The percentage of those who see their organisation as not adequately protected against cyber-attacks ranged from 80% (Italy) to 95% (China and Germany) and has increased almost across the board since the last survey.
Cyber threat defense

The human factor still plays the most important role in the eyes of the respon-dents when it comes to cyber protection and preparedness: unwary employees and too few or inadequately trained staff are the two top reasons, followed by poor integration of security solutions and lack of collaboration between depart-ments. In comparison to our 2022 survey, this sequence remained identical.
FAQ
Despite the rising frequency and severity of cyber-attacks, 87% of C-Level executives worldwide say their organizations are not adequately protected against digital threats—an increase from 83% in the previous survey. This suggests a widening protection gap between awareness and actual preparedness, especially among mid-sized to large enterprises.
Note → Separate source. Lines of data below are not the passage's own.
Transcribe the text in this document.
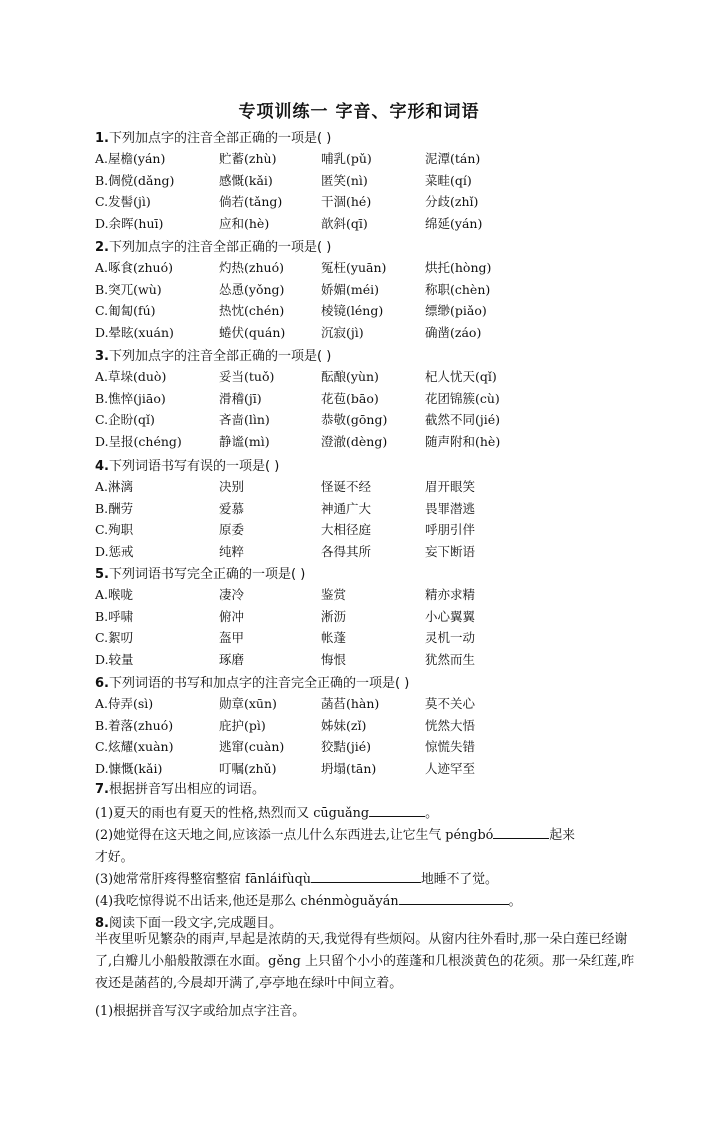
专项训练一 字音、字形和词语
1.下列加点字的注音全部正确的一项是( )
A.屋檐(yán)	贮蓄(zhù)	哺乳(pǔ)	泥潭(tán)
B.倜傥(dǎng)	感慨(kǎi)	匿笑(nì)	菜畦(qí)
C.发髻(jì)	倘若(tǎng)	干涸(hé)	分歧(zhǐ)
D.余晖(huī)	应和(hè)	歆斜(qī)	绵延(yán)
2.下列加点字的注音全部正确的一项是( )
A.啄食(zhuó)	灼热(zhuó)	冤枉(yuān)	烘托(hòng)
B.突兀(wù)	怂恿(yǒng)	娇媚(méi)	称职(chèn)
C.匍匐(fú)	热忱(chén)	棱镜(léng)	缥缈(piǎo)
D.晕眩(xuán)	蜷伏(quán)	沉寂(jì)	确凿(záo)
3.下列加点字的注音全部正确的一项是( )
A.草垛(duò)	妥当(tuǒ)	酝酿(yùn)	杞人忧天(qǐ)
B.憔悴(jiāo)	滑稽(jī)	花苞(bāo)	花团锦簇(cù)
C.企盼(qǐ)	吝啬(lìn)	恭敬(gōng)	截然不同(jié)
D.呈报(chéng)	静谧(mì)	澄澈(dèng)	随声附和(hè)
4.下列词语书写有误的一项是( )
A.淋漓	决别	怪诞不经	眉开眼笑
B.酬劳	爱慕	神通广大	畏罪潜逃
C.殉职	原委	大相径庭	呼朋引伴
D.惩戒	纯粹	各得其所	妄下断语
5.下列词语书写完全正确的一项是( )
A.喉咙	凄冷	鉴赏	精亦求精
B.呼啸	俯冲	淅沥	小心翼翼
C.絮叨	盔甲	帐蓬	灵机一动
D.较量	琢磨	悔恨	犹然而生
6.下列词语的书写和加点字的注音完全正确的一项是( )
A.侍弄(sì)	勋章(xūn)	菡萏(hàn)	莫不关心
B.着落(zhuó)	庇护(pì)	姊妹(zǐ)	恍然大悟
C.炫耀(xuàn)	逃窜(cuàn)	狡黠(jié)	惊慌失错
D.慷慨(kǎi)	叮嘱(zhǔ)	坍塌(tān)	人迹罕至
7.根据拼音写出相应的词语。
(1)夏天的雨也有夏天的性格,热烈而又 cūguǎng	。
(2)她觉得在这天地之间,应该添一点儿什么东西进去,让它生气 péngbó	起来
才好。
(3)她常常肝疼得整宿整宿 fānláifùqù	地睡不了觉。
(4)我吃惊得说不出话来,他还是那么 chénmòguǎyán	。
8.阅读下面一段文字,完成题目。
半夜里听见繁杂的雨声,早起是浓荫的天,我觉得有些烦闷。从窗内往外看时,那一朵白莲已经谢了,白瓣儿小船般散漂在水面。gěng 上只留个小小的莲蓬和几根淡黄色的花须。那一朵红莲,昨夜还是菡萏的,今晨却开满了,亭亭地在绿叶中间立着。
(1)根据拼音写汉字或给加点字注音。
Levels of concern differ significantly by region. Spain (90%), India (88%), South Africa (86%), and Brazil (84%) reported the highest anxiety about cyber-attacks among C-Level executives. In contrast, Sweden stands out with only 35% expressing serious concern. The global average is 72%, revealing substantial geographical disparities in cyber risk perception.
According to respondents, the top reasons for inadequate cyber protection are:
Untrained or unaware employees
Shortage of qualified cybersecurity staff
Poor integration of security solutions
Lack of cross-departmental collaboration
These findings reaffirm that human factors remain the most critical vulnerability in cybersecurity strategies.
Yes. While action still lags behind awareness, 41% of decision-makers now view cyber insurance as a key component of their risk management strategy. This reflects growing recognition of insurance not just as a financial buffer, but also as a partner in incident response, prevention services, and risk advisory.
Executives expect insurers to:
Simplify policy terms and exclusions
Increase transparency in coverage
Provide clearer risk scoring and threat intelligence
Munich Re stresses that closing the protection gap requires insurers to adapt products and services to today’s cyber risk reality—especially as digitalization accelerates and threat complexity rises with AI and other emerging technologies.